Apenas reencontrei a verdadeira alegria, aquela que estava a esvair-se por entre as fendas provocadas por uma tristeza que não tinha em conta, como devia, o significado teológico daquelas palavras de Jesus: “A minha alma está numa tristeza mortal; ficai aqui e vigiai” (Mc 14, 34).
Claro, não era mortal a minha tristeza; mas ela estava lá, como todas as nossa dores e tristezas, donde a recomendação do Senhor: vigiar, estar atento, de coração voltado para Ele, porque só vigiando e orando descobrimos o verdadeiro significado das coisas, sobretudo as que mais nos surpreendem, por contrariarem o comodismo das nossas rotinas.
Posso até dizer que foi crescendo a saudade, à medida que reintegrava nas palavras do Mestre o que, durante tanto tempo, alguns anos da minha juventude, lutamos juntos, com alegrias e tristezas, pressões internas e externas, sempre ultrapassadas por uma amizade que alimentávamos com a fé e o desejo de sermos fiéis ao que a Igreja nos pedia.
E foi ainda para sermos fiéis à Igreja que nos separámos durante alguns anos.
Reencontrámo-nos pouco depois, procurando ajudar-nos mutuamente a reunir pedaços de sonhos que acabaram por não passar de sonhos, Deus seja louvado!
Pena, que tenhas chegado a esta Casa, que foi também um dos sonhos do teu espírito apostólico, fraterno e sacerdotal, pena que tenhas chegado cá tão tarde, quando não podias já gozar do bem que ela tem sido para tanta gente, e com dificuldades que te impediam de nos dar algo do muito que, vindo mais cedo, terias podido dar aos que já cá estavam.

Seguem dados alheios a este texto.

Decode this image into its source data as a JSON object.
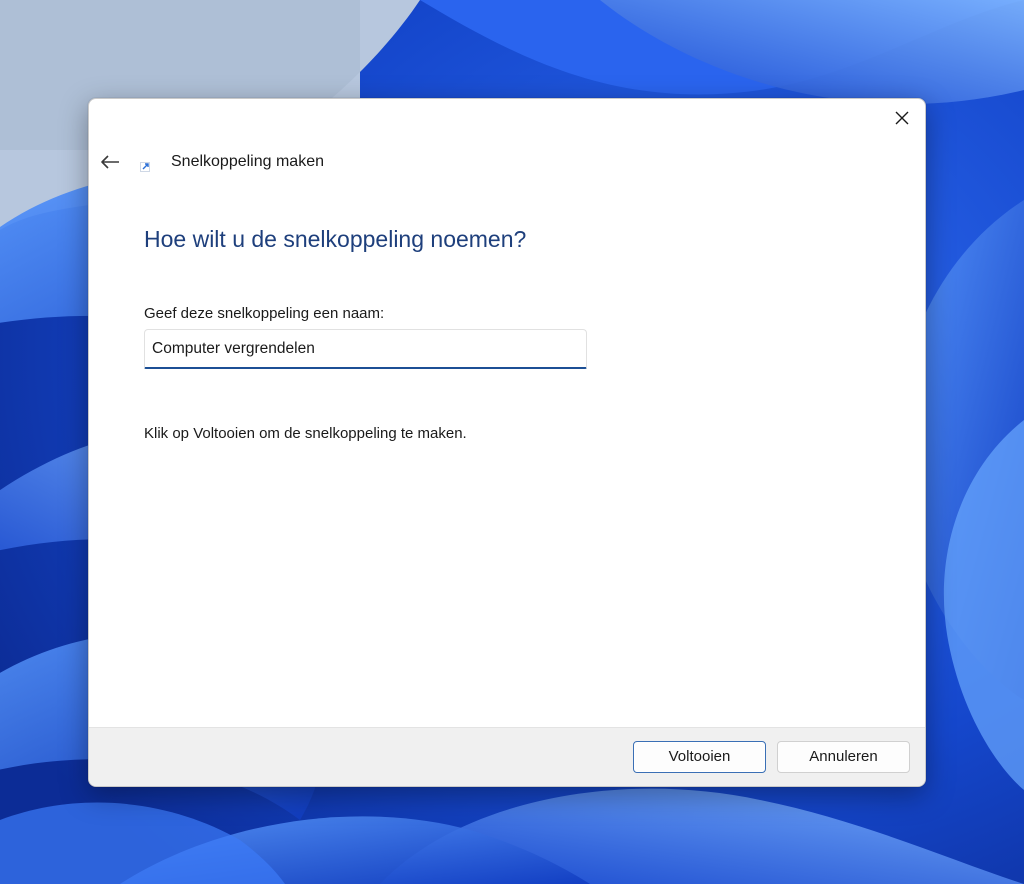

Consola-me saber que os últimos teus últimos dias, passados num quarto vizinho do meu, foram acompanhados de um cuidado profissional e carinho humano que não terias noutro lado e certamente correspondia aos votos com que tu e os que te acompanharam na erecção desta obra, serviram de força para não desistirem nunca.
Pela fé com que sempre me edificaste, não duvido de que tenhas já ouvido, em tradução adequada, como só Deus sabe fazer, o convite recolhido por São Mateus no seu Evangelho:
“O Rei dirá, então, aos da sua direita: ‘Vinde, benditos de meu Pai! Recebei em herança o Reino que vos está preparado desde a criação do mundo” (Mt 25, 34).
Aí, onde te encontras, pela infinita misericórdia divina e tua fidelidade, não te esqueças de nós: os que ficamos nesta à espera de ouvir o mesmo convite do Senhor e todos os outros, sobretudo os sacerdotes desta diocese, que serviste com tanto esmero.
Que nenhum de nós, seja qual for a sua condição ou dever ministerial, se esqueça de que não se chega ao Reino senão pela porta estreita, que ó se encontra e se abre pela oração, sem a qual, mesmo a alegria que porventura acompanhe certos êxitos pode ser enganosa.
E que não tenham medo de, na altura devida, continuar o seu ministério nesta Casa, criada para eles e onde se pode envelhecer sem ficar velho.
Querido padre João, até breve!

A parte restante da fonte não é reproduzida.